Because there has never been a legal seismic shift in the status of women in this country - nothing comparable to a Civil War leading to an Emancipation Proclamation or the passage of the 13th, 14th, and 15th Amendments to the U.S. Constitution or the myriad of statutes and regulations passed to make the guarantees of these Amendments a reality - there is no natural place in law school curricula to address the halting transition our society is making toward giving women full say-so over their own bodies and the opportunity and means to give that say-so tangible effect.

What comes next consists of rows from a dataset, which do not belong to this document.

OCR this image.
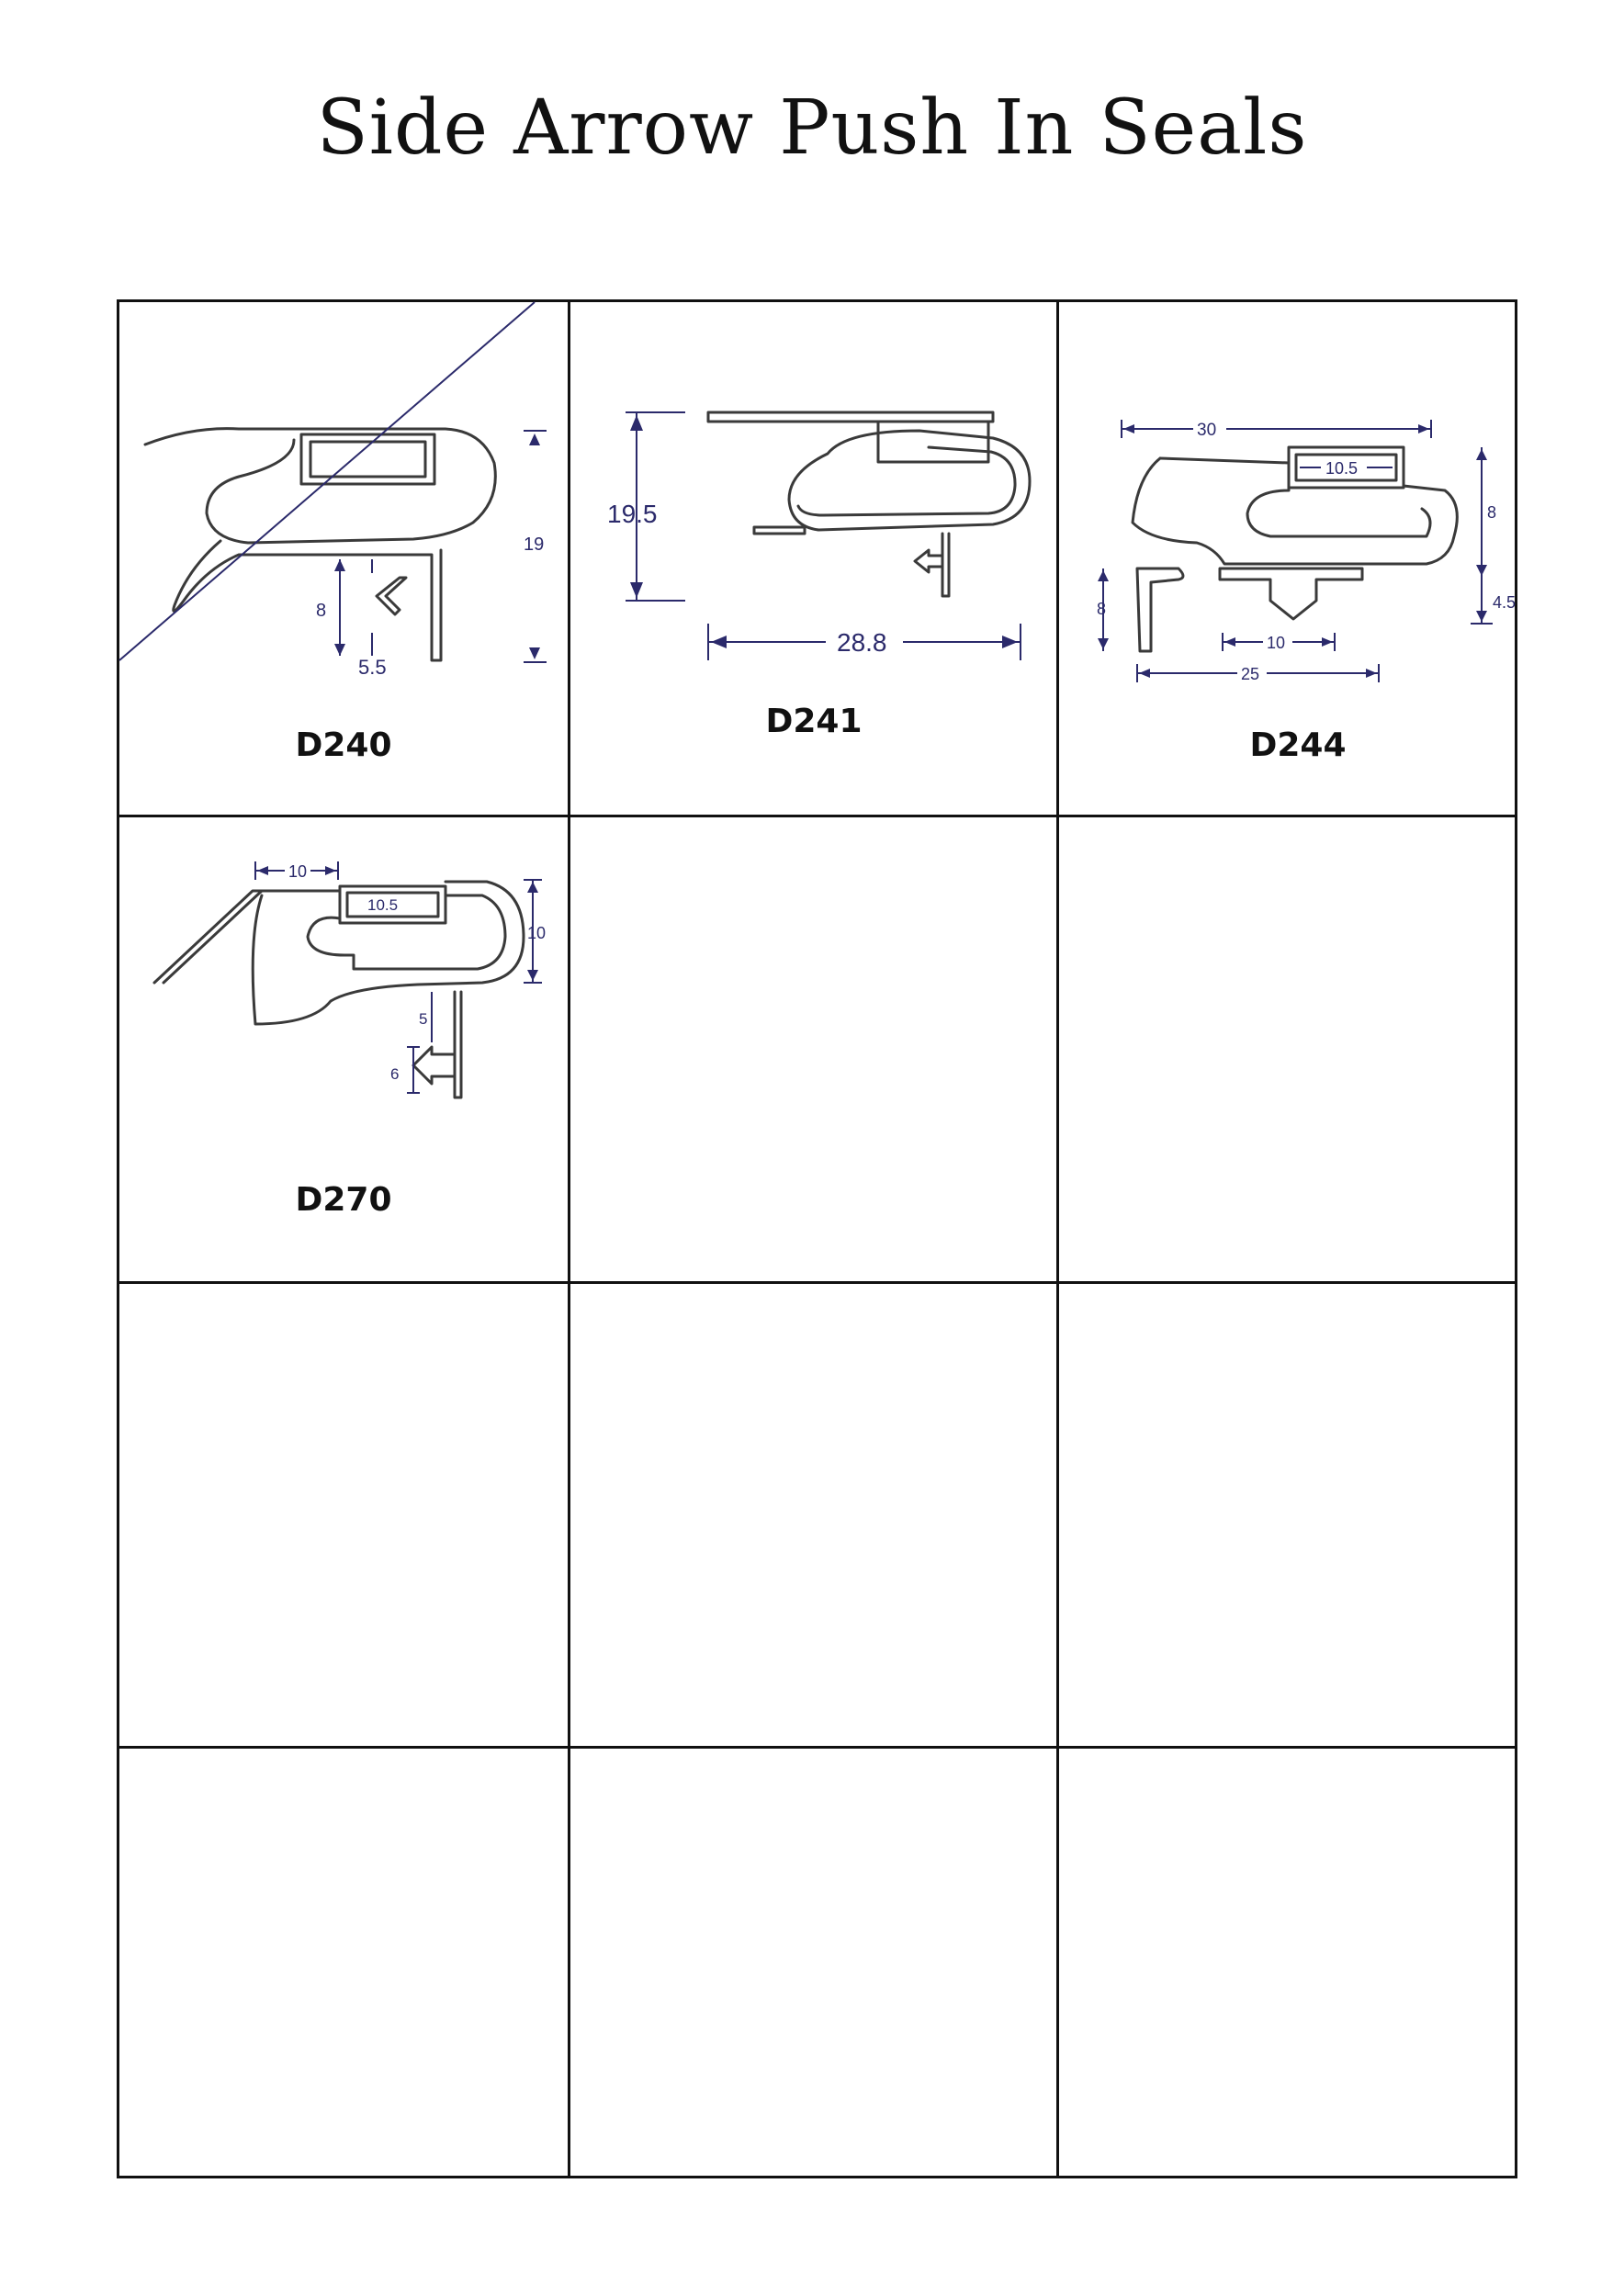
Side Arrow Push In Seals
19
8
5.5
D240
19.5
28.8
D241
30
10.5
8
4.5
8
10
25
D244
10
10.5
10
5
6
D270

Some family law courses consider the question; some specialized courses in feminist legal studies do. But even the most aspirational of law school curricula still must work from the law as it is, not as we would have it be. And the fact remains that women have not been liberated from the shackles legally imposed on them.
If President Obama and the Democratic Congress were to horse-trade away men's rights to control their health care, I am confident that there would be hue and cry. But this is because the baseline assumption in our society is that men are entitled to control their own bodies. No man of any color is the property of the state, nor may the state dole out its aid starting from the presumption that the state has more say so over men's bodies then men themselves do.
But since President Obama has decreed "there's not a minute to spare" before he gets the stimulus package he is willing to settle for, apparently he has not a minute to spare to fight for the women's rights and resources to control and care for their bodies.